I once opined that there is no such thing as an Internet style of copywriting. There is only good and bad copywriting, and good copywriting is chiefly characterized by brevity and clarity, no matter what medium it appears in. This is not to say that all marketing messages should sound the same. In fact, they must not. How they should differ is not so much a matter of style but of voice. Just as each of us has a unique tone and timber to our voice, which those who hear it can immediately peg as belonging to us, good copywriting reflects the corporate voice it represents. It reinforces the corporate brand. At its best, copy for Allstate, for example, should have a different voice than copy for State Farm. Ditto for Dell and Gateway or Ford and Chevrolet. But establishing the client’s voice as uniquely theirs is only half the challenge. Good copy must ring true to the brand and it must resonate with the audience it is created for.

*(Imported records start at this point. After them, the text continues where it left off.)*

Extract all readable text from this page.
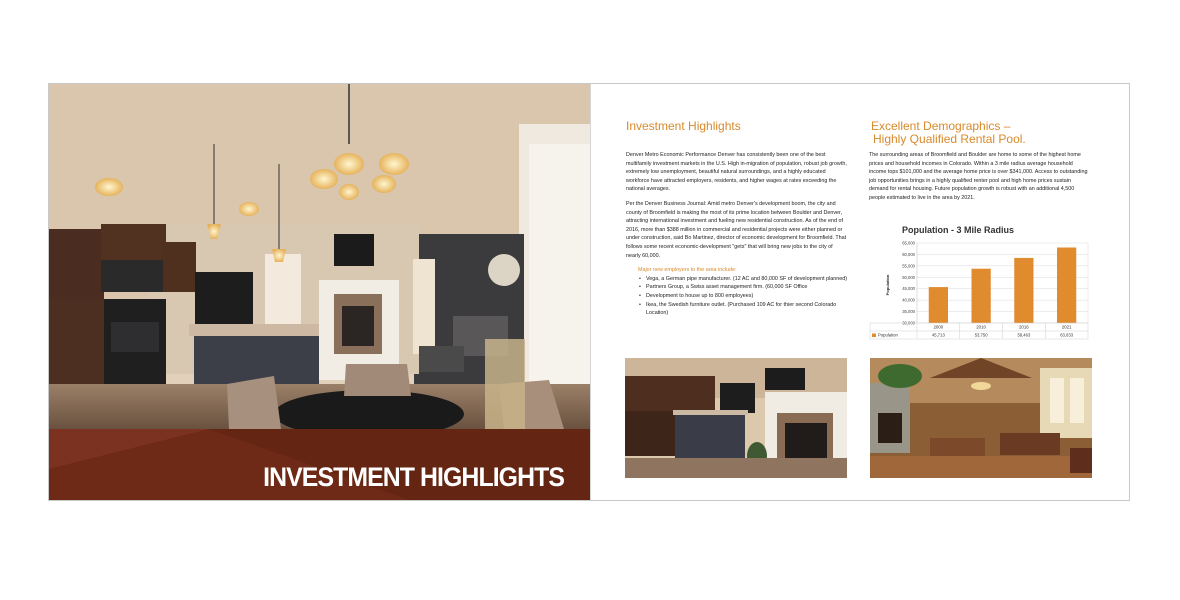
INVESTMENT HIGHLIGHTS
Investment Highlights

Denver Metro Economic Performance Denver has consistently been one of the best multifamily investment markets in the U.S. High in-migration of population, robust job growth, extremely low unemployment, beautiful natural surroundings, and a highly educated workforce have attracted employers, residents, and higher wages at rates exceeding the national averages.

Per the Denver Business Journal: Amid metro Denver's development boom, the city and county of Broomfield is making the most of its prime location between Boulder and Denver, attracting international investment and fueling new residential construction. As of the end of 2016, more than $388 million in commercial and residential projects were either planned or under construction, said Bo Martinez, director of economic development for Broomfield. That follows some recent economic-development "gets" that will bring new jobs to the city of nearly 60,000.

Major new employers to the area include:
• Vega, a German pipe manufacturer. (12 AC and 80,000 SF of development planned)
• Partners Group, a Swiss asset management firm. (60,000 SF Office
• Development to house up to 800 employees)
• Ikea, the Swedish furniture outlet. (Purchased 109 AC for thier second Colorado Location)
Excellent Demographics –
Highly Qualified Rental Pool.

The surrounding areas of Broomfield and Boulder are home to some of the highest home prices and household incomes in Colorado. Within a 3 mile radius average household income tops $101,000 and the average home price is over $341,000. Access to outstanding job opportunities brings in a highly qualified renter pool and high home prices sustain demand for rental housing. Future population growth is robust with an additional 4,500 people estimated to live in the area by 2021.

Population - 3 Mile Radius
Population
65,000
60,000
55,000
50,000
45,000
40,000
35,000
30,000
2000
45,713
2010
53,750
2016
58,463
2021
63,033
Population
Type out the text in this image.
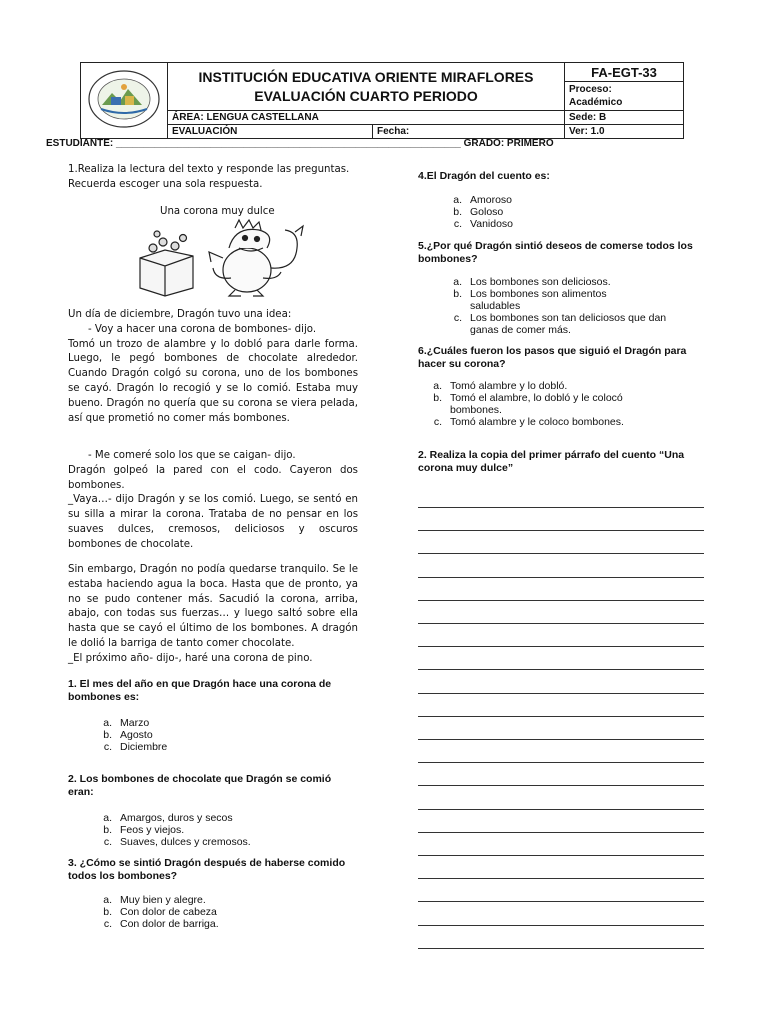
INSTITUCIÓN EDUCATIVA ORIENTE MIRAFLORES
EVALUACIÓN CUARTO PERIODO		FA-EGT-33

			Proceso: Académico

	ÁREA: LENGUA CASTELLANA		Sede: B
	EVALUACIÓN	Fecha:	Ver: 1.0
ESTUDIANTE: ______________________________________________________________ GRADO: PRIMERO
1.Realiza la lectura del texto y responde las preguntas. Recuerda escoger una sola respuesta.
Una corona muy dulce
Un día de diciembre, Dragón tuvo una idea:
- Voy a hacer una corona de bombones- dijo.
Tomó un trozo de alambre y lo dobló para darle forma. Luego, le pegó bombones de chocolate alrededor. Cuando Dragón colgó su corona, uno de los bombones se cayó. Dragón lo recogió y se lo comió. Estaba muy bueno. Dragón no quería que su corona se viera pelada, así que prometió no comer más bombones.
- Me comeré solo los que se caigan- dijo.
Dragón golpeó la pared con el codo. Cayeron dos bombones.
_Vaya…- dijo Dragón y se los comió. Luego, se sentó en su silla a mirar la corona. Trataba de no pensar en los suaves dulces, cremosos, deliciosos y oscuros bombones de chocolate.
Sin embargo, Dragón no podía quedarse tranquilo. Se le estaba haciendo agua la boca. Hasta que de pronto, ya no se pudo contener más. Sacudió la corona, arriba, abajo, con todas sus fuerzas… y luego saltó sobre ella hasta que se cayó el último de los bombones. A dragón le dolió la barriga de tanto comer chocolate.
_El próximo año- dijo-, haré una corona de pino.
1. El mes del año en que Dragón hace una corona de bombones es:
a. Marzo
b. Agosto
c. Diciembre
2. Los bombones de chocolate que Dragón se comió eran:
a. Amargos, duros y secos
b. Feos y viejos.
c. Suaves, dulces y cremosos.
3. ¿Cómo se sintió Dragón después de haberse comido todos los bombones?
a. Muy bien y alegre.
b. Con dolor de cabeza
c. Con dolor de barriga.
4.El Dragón del cuento es:
a. Amoroso
b. Goloso
c. Vanidoso
5.¿Por qué Dragón sintió deseos de comerse todos los bombones?
a. Los bombones son deliciosos.
b. Los bombones son alimentos saludables
c. Los bombones son tan deliciosos que dan ganas de comer más.
6.¿Cuáles fueron los pasos que siguió el Dragón para hacer su corona?
a. Tomó alambre y lo dobló.
b. Tomó el alambre, lo dobló y le colocó bombones.
c. Tomó alambre y le coloco bombones.
2. Realiza la copia del primer párrafo del cuento “Una corona muy dulce”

All of the corporations mentioned above sell their products to people across the socio-economic and ethnic spectrum. These companies disseminate marketing messages through channels that reach the entire or near-entire spectrum, but they also use channels that reach only narrow segments. The corporate voice remains the same regardless of segment, but not only does the content of the message change to reflect the different priorities of various segments, the vocabulary must change as well. Easy example: You probably haven’t seen the term “townhouse” used in a real estate ad in decades; it’s been replaced by townhomes. But if you try to sell a townhome to the very wealthy, good luck. You will have signaled to your target audience that you don’t understand them and your product isn’t right for them, because lesser beings reside in townhomes. Really rich people still buy and live in townhouses. Along with choice of words, punctuation and sentence structure and whether or not to use incomplete sentences all factor into making the tone of the message authentic to a particular audience—and appropriate to the context of the message.
In the course of this blog, I’ve begun a sentence with a conjunction and ended more than one with a preposition. Doing both is grammatically correct and in keeping with precedents set by the finest writers in the English language going back centuries. Were this an annual report, however, or were my client Rolls-Royce Motor Cars and I was trying to convince you to buy the new Ghost, I would surely recast those sentences to strike a more formal tone. Unless, perhaps, you were just taken in the first round of the NFL draft.